Rifletteremo con Amarildo Arzuffi, direttore area Formazione di Fondimpresa, pedagogista, specializzato in educazione degli adulti e formazione continua, dal 1994 al 2004 direttore e poi amministratore delegato dell’Associazione “Smile”, ente nazionale di formazione riconosciuto dal ministero del lavoro.
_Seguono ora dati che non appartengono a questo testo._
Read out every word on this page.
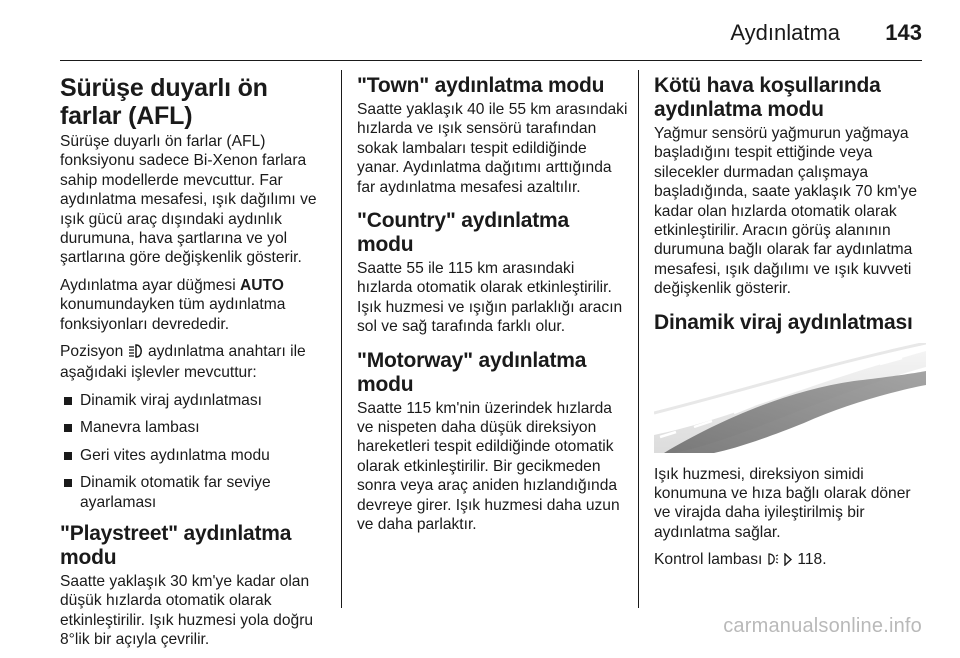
Aydınlatma 143
Sürüşe duyarlı ön farlar (AFL)

Sürüşe duyarlı ön farlar (AFL) fonksiyonu sadece Bi-Xenon farlara sahip modellerde mevcuttur. Far aydınlatma mesafesi, ışık dağılımı ve ışık gücü araç dışındaki aydınlık durumuna, hava şartlarına ve yol şartlarına göre değişkenlik gösterir.

Aydınlatma ayar düğmesi AUTO konumundayken tüm aydınlatma fonksiyonları devrededir.

Pozisyon  aydınlatma anahtarı ile aşağıdaki işlevler mevcuttur:

Dinamik viraj aydınlatması
Manevra lambası
Geri vites aydınlatma modu
Dinamik otomatik far seviye ayarlaması
"Playstreet" aydınlatma modu

Saatte yaklaşık 30 km'ye kadar olan düşük hızlarda otomatik olarak etkinleştirilir. Işık huzmesi yola doğru 8°lik bir açıyla çevrilir.

"Town" aydınlatma modu

Saatte yaklaşık 40 ile 55 km arasındaki hızlarda ve ışık sensörü tarafından sokak lambaları tespit edildiğinde yanar. Aydınlatma dağıtımı arttığında far aydınlatma mesafesi azaltılır.

"Country" aydınlatma modu

Saatte 55 ile 115 km arasındaki hızlarda otomatik olarak etkinleştirilir. Işık huzmesi ve ışığın parlaklığı aracın sol ve sağ tarafında farklı olur.

"Motorway" aydınlatma modu

Saatte 115 km'nin üzerindek hızlarda ve nispeten daha düşük direksiyon hareketleri tespit edildiğinde otomatik olarak etkinleştirilir. Bir gecikmeden sonra veya araç aniden hızlandığında devreye girer. Işık huzmesi daha uzun ve daha parlaktır.

Kötü hava koşullarında aydınlatma modu

Yağmur sensörü yağmurun yağmaya başladığını tespit ettiğinde veya silecekler durmadan çalışmaya başladığında, saate yaklaşık 70 km'ye kadar olan hızlarda otomatik olarak etkinleştirilir. Aracın görüş alanının durumuna bağlı olarak far aydınlatma mesafesi, ışık dağılımı ve ışık kuvveti değişkenlik gösterir.

Dinamik viraj aydınlatması

Işık huzmesi, direksiyon simidi konumuna ve hıza bağlı olarak döner ve virajda daha iyileştirilmiş bir aydınlatma sağlar.

Kontrol lambası   118.

carmanualsonline.info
Arzufi è anche autore di numerose pubblicazioni come “Guida alla Formazione continua” del 2004, e “Le Formazioni Possibili, Esperienze di blended training delle piccole imprese” del 2011, entrambe Franco Angeli edizioni.
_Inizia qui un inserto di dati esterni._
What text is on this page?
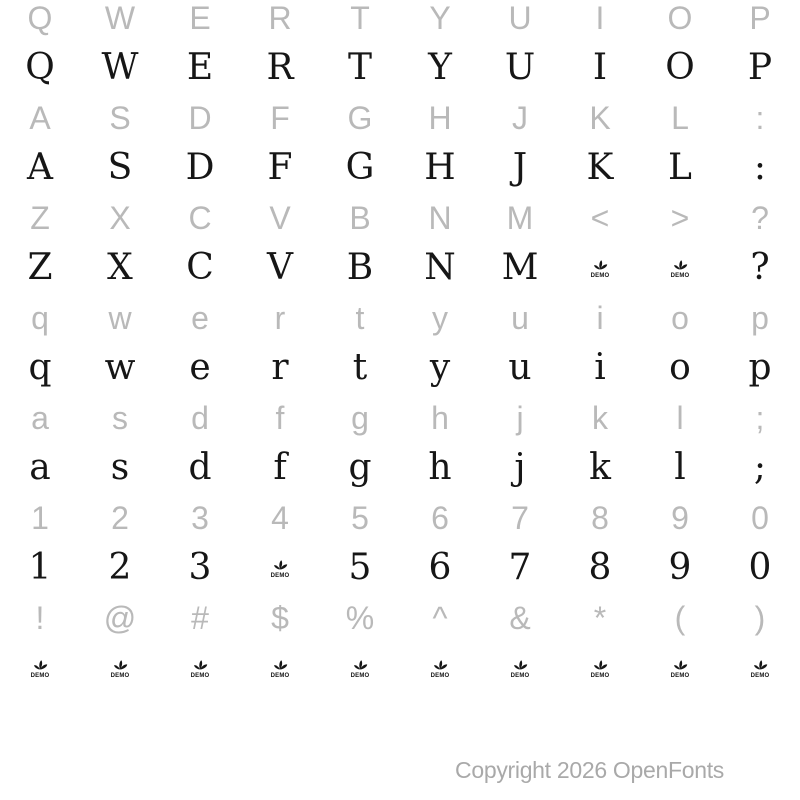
Q	W	E	R	T	Y	U	I	O	P
Q	W	E	R	T	Y	U	I	O	P
A	S	D	F	G	H	J	K	L	:
A	S	D	F	G	H	J	K	L	:
Z	X	C	V	B	N	M	<	>	?
Z	X	C	V	B	N	M	DEMO	DEMO	?
q	w	e	r	t	y	u	i	o	p
q	w	e	r	t	y	u	i	o	p
a	s	d	f	g	h	j	k	l	;
a	s	d	f	g	h	j	k	l	;
1	2	3	4	5	6	7	8	9	0
1	2	3	DEMO	5	6	7	8	9	0
!	@	#	$	%	^	&	*	(	)
DEMO	DEMO	DEMO	DEMO	DEMO	DEMO	DEMO	DEMO	DEMO	DEMO
Copyright 2026 OpenFonts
In qualità di direttore della formazione di Fondimpresa, la crisi sanitaria in atto come sta modificando la formazione e la sua erogazione?
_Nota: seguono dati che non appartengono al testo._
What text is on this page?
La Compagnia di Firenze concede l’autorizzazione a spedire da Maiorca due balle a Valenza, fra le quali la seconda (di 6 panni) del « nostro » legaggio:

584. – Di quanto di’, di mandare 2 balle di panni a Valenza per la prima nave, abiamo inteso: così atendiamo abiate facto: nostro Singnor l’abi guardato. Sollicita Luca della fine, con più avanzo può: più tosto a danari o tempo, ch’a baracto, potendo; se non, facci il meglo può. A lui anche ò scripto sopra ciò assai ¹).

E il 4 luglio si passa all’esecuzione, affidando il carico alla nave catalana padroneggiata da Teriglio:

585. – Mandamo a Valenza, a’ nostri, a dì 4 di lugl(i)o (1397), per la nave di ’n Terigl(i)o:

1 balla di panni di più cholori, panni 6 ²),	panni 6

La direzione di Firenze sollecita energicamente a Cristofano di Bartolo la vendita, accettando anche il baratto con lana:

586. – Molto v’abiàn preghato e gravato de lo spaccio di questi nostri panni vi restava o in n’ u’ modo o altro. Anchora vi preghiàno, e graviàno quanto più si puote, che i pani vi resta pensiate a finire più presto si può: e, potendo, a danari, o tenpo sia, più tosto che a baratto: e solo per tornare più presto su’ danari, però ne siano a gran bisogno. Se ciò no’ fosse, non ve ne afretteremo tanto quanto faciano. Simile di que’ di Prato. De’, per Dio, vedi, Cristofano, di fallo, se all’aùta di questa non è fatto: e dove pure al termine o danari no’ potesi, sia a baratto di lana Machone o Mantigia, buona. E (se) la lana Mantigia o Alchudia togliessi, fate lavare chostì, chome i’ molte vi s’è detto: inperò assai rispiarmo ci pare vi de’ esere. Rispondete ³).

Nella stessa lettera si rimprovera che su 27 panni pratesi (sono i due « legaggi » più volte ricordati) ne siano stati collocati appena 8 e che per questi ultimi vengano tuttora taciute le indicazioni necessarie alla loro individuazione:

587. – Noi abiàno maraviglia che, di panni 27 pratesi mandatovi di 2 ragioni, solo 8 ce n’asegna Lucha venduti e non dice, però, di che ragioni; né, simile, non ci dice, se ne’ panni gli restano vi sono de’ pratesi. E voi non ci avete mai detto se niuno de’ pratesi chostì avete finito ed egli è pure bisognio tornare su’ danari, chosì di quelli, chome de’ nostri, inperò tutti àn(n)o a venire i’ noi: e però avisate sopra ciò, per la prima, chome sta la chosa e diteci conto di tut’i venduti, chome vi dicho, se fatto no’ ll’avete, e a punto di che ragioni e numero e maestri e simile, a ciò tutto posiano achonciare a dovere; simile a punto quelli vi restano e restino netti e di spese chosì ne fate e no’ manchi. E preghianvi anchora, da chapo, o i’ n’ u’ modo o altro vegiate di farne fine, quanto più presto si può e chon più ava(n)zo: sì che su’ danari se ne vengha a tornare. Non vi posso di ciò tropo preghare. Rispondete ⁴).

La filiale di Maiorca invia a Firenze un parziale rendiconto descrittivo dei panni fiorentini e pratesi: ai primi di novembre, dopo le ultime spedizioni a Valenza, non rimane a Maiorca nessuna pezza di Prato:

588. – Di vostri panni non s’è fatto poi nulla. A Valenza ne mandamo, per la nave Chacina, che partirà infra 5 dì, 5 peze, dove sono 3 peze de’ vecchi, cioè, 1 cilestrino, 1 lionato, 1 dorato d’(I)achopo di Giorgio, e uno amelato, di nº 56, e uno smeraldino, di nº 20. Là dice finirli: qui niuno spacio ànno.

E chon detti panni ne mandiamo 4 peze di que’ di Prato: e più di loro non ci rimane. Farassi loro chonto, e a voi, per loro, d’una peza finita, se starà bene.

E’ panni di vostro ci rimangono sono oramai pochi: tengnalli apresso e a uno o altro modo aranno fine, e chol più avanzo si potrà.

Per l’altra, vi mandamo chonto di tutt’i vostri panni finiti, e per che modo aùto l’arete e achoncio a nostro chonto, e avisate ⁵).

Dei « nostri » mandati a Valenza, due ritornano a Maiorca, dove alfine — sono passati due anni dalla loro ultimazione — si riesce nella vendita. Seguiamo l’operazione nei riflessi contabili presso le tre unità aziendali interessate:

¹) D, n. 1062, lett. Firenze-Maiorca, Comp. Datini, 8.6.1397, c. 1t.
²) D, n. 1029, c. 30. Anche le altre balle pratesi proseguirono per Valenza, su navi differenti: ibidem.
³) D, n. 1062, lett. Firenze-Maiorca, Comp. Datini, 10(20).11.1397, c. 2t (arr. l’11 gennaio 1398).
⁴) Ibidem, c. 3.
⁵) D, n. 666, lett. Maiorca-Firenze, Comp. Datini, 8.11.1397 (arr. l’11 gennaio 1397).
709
In prima istanza, con la crisi sanitaria che stiamo vivendo abbiamo un ricorso forte e prevalente all’apprendimento a distanza e l’emergere di prassi formative che già accompagnavano e caratterizzavano i processi e i percorsi di trasformazione.
Il digitale stava già modificando la formazione in tutta la sua globalità, ma ora è diventato l’elemento imprescindibile del sistema organizzativo delle imprese e degli enti formativi con alcune eccezioni come alcuni cluster o lavoratori da formare, la cui manualità on the job non può che avvenire in maniera sincrona e in presenza.
Si guardi al comparto del benessere. Parliamo in questo caso di formazione iniziale caratterizzata dal “saper fare”.
Contiamo che ritornando alla normalità il digitale possa essere parte attiva di una strategia complessiva, il cui elemento principe sarà la presenza fisica dei processi formativi e di erogazione per il quadro che andrò a descrivere:
  • Molteplici persone soffrono e non apprendono attraverso la didattica a distanza, per la freddezza del mezzo, preferendo una formazione di aula;
  • Il digitale sarà sviluppato nei grandi processi di formazione dei grandi aggregati industriali e manifatturieri della fabbrica 4.0, come il nuovo gruppo Stellantis, per ovviare alle problematiche inerenti organizzazione, timing della formazione degli addetti che sempre più diventa elemento centrale di concorrenza internazionale in termini di innovazione di processo e di prodotto;
  • Il nostro sistema produttivo è caratterizzato da nanismo tecnologico e da un numero importante di piccole e medie imprese con basso tasso di innovazione e di capitale umano; le quali guardano con diffidenza e a volte con difficoltà di progettazione al digitale applicato alla formazione;
  • Altro fenomeno in espansione con la crisi sanitaria e la spinta al digitale è una polarizzazione tra chi ha le competenze e le skill per governare tali processi attraverso la “partecipazione cognitiva” e chi ne è completamente sprovvisto;
  • Una nuova geografia del mercato del lavoro che rende evidente le disuguaglianze e la questione della coesione sociale.
Nello sviluppo delle competenze quale posto per quelle inerenti ai mestieri di Green Jobs?
Il Fondo nel quale dirigo l’area formazione “Fondimpresa”, Fondo interprofessionale per la formazione continua di Confindustria, Cgil, Cisl e Uil, si sta muovendo in tal senso, cogliendo il cambio di paradigma e l’enorme opportunità del Next Generation Ue che inerisce i processi del della digitalizzazione, la transizione energetica, l’economia circolare.
Con i due grandi capitoli “Digitale ed Economia circolare”, stiamo attuando una pianificazione forte, contaminandoci con associazioni del settore come la Fondazione Symbola, ridisegnando la nostra programmazione e la nostra progettazione di azioni formative.
Seguiamo con grande attenzione la trasformazione del lavoro, l’entrata sul mercato dei nuovi lavori in particolare sulle manutenzioni dei beni; tema dirimente per la rigenerazione urbana e lo sviluppo delle città e quindi in maniera sistemica con lo sviluppo sostenibile.